Originally Posted by

**mr fantastic** There are many possible approaches. Here's a simple one:

Let $\displaystyle f(a) = \int_{0}^{\infty} \frac{\tan^{-1}(ax)}{x} \, dx$.

Then $\displaystyle f'(a) = \frac{d}{da} \left[\int_{0}^{\infty} \frac{\tan^{-1}(ax)}{x} \, dx\right] = \int_{0}^{\infty} \frac{d}{da} \left[ \frac{\tan^{-1}(ax)}{x} \right] \, dx$

$\displaystyle = \int_{0}^{\infty} \frac{1}{a^2 x^2 + 1} \, dx = \frac{1}{a} \, \tan^{-1}(ax) \bigg{|}_{0}^{\infty} = \frac{\pi}{2a}$.

Therefore $\displaystyle f(a) = \int \frac{\pi}{2a} \, da = \frac{\pi}{2} \ln (a) + C$.

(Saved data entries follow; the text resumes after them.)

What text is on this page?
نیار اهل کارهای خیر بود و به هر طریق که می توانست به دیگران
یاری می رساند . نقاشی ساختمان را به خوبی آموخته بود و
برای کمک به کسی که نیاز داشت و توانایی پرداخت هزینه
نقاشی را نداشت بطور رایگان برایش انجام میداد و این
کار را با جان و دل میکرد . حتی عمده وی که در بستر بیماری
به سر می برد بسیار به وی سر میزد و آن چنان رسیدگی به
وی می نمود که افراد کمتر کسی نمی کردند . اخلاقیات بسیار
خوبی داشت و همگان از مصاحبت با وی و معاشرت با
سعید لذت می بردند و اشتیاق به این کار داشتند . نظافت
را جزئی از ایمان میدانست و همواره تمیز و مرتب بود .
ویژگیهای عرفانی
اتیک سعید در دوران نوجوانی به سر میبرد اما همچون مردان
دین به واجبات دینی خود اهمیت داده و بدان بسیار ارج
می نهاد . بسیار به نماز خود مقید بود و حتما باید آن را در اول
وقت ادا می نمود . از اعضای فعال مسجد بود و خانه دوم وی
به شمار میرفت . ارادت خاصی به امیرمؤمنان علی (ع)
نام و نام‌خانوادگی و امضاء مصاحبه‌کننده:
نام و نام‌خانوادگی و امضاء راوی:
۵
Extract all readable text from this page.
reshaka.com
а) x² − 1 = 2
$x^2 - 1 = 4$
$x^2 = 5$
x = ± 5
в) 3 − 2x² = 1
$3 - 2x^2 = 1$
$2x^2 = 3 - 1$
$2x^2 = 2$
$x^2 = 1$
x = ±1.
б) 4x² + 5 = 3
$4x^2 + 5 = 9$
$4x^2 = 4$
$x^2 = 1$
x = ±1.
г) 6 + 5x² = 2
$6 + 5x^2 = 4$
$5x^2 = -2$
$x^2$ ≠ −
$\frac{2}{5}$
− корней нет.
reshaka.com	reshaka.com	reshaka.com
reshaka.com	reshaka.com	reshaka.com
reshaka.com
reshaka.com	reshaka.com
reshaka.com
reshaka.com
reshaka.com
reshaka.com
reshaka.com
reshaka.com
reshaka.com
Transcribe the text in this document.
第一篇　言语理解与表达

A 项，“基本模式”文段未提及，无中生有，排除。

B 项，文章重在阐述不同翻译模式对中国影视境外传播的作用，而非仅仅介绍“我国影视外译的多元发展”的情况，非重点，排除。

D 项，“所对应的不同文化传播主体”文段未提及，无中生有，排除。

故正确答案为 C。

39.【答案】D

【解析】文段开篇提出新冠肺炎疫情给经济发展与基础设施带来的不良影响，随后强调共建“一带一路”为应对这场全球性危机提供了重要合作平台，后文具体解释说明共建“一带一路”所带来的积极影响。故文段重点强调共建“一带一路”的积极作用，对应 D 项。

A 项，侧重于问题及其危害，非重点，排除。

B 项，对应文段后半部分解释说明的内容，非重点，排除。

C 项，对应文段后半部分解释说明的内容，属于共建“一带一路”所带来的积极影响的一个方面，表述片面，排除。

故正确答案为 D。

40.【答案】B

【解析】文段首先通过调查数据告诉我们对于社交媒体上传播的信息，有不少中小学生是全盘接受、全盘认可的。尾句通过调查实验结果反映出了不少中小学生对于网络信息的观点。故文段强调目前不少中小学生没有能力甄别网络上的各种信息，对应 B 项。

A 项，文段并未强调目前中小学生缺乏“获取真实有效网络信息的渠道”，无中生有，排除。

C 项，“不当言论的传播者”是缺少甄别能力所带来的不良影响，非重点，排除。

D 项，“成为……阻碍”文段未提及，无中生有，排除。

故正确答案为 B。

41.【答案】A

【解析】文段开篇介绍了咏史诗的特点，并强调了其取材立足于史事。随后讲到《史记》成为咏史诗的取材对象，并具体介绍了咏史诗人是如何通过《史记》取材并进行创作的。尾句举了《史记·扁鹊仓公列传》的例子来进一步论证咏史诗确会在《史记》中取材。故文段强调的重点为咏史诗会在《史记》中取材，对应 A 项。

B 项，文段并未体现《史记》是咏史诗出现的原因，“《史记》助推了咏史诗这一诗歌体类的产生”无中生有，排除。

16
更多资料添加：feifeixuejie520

Therefore $\displaystyle f(a) - f(b) = \int_{0}^{\infty} \frac{\tan^{-1}(ax)}{x} \, dx - \int_{0}^{\infty} \frac{\tan^{-1}(bx)}{x} \, dx$

$\displaystyle = \left(\frac{\pi}{2} \ln (a) + C\right) - \left(\frac{\pi}{2} \ln (b) + C\right) = \frac{\pi}{2} \ln\left( \frac{a}{b}\right)$.